I don't need a doctor to tell me that. I know it to be true. And so does he. (Sam won't even touch foods that he doesn't have prepared by me because I think he is scared of what they might do to him...)
Some day, they might discover another protein or issue that co-exists with gluten that wreaks havoc on people's system. Someday, they might discover that NCGS is, in fact, a neurological reaction instead of an autoimmune or immune one, and that we've been testing for it inaccurately. One day they might discover a whole whack load of things.
But for now, Sam and I are Non-Celiac Gluten Sensitive. Because there's simply no other word to describe us yet.
There is nothing easy about living a gluten-free lifestyle.
There is nothing 'free' about gluten-free...not in time, money, energy, or emotional/social issues.
We get teased, taunted, and mocked all the time. My own family has yet to really understand how big a deal this is to us, despite all the changes that we have made.
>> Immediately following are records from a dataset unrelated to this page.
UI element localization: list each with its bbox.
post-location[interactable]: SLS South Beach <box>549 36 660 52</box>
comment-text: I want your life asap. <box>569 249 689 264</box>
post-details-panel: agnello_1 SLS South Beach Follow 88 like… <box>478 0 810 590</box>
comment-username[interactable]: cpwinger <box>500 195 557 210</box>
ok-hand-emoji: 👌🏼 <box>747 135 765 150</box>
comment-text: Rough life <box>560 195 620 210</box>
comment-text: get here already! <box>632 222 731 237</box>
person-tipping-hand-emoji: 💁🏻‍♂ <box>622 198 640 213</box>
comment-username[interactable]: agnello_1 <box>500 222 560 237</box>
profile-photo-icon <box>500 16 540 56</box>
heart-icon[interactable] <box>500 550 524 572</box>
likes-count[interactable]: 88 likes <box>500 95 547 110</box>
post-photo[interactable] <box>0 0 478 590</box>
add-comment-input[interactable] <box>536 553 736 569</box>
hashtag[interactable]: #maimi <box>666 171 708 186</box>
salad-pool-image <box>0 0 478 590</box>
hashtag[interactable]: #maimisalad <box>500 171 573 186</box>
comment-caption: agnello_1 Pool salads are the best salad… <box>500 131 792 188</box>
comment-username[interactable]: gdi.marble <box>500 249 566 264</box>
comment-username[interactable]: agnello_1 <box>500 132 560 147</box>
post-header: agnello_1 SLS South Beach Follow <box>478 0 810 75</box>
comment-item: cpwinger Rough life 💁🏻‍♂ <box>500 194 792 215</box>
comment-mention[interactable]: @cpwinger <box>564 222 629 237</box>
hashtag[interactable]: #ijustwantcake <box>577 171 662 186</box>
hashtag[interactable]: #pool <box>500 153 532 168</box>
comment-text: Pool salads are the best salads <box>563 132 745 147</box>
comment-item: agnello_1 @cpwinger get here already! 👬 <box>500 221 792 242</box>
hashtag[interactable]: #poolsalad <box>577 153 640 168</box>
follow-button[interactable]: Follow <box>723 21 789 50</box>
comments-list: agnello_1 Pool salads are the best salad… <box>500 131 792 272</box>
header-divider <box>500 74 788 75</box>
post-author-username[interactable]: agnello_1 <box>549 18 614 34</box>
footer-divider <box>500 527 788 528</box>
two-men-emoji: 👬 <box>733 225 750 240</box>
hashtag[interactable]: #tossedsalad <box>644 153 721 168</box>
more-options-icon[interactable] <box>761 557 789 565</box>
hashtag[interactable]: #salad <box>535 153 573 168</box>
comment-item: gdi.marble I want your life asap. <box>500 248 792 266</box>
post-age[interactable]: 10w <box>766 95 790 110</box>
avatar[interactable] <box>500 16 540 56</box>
You don't have to believe my story.
You can chalk me up to a 'fad diet' or 'trend follower' or 'cure mom' or whatever you want to.
Make whatever assumptions you want about my life, my goals, my judgment and my ability to self-assess.
I don't care.
Because my kid didn't sleep.
And now he does.
And, quite frankly, what I choose to feed him and feed myself is none of your damn business.
So, next time you want to crack a joke about all of us 'gf hippies', please bear in mind that you don't know our story. You don't know why we reached the decisions that we reached.
And you don't know that my poutine from NY Fries is made with a corn-starch based gravy and is gluten free.
Food shaming is an asshole thing to do.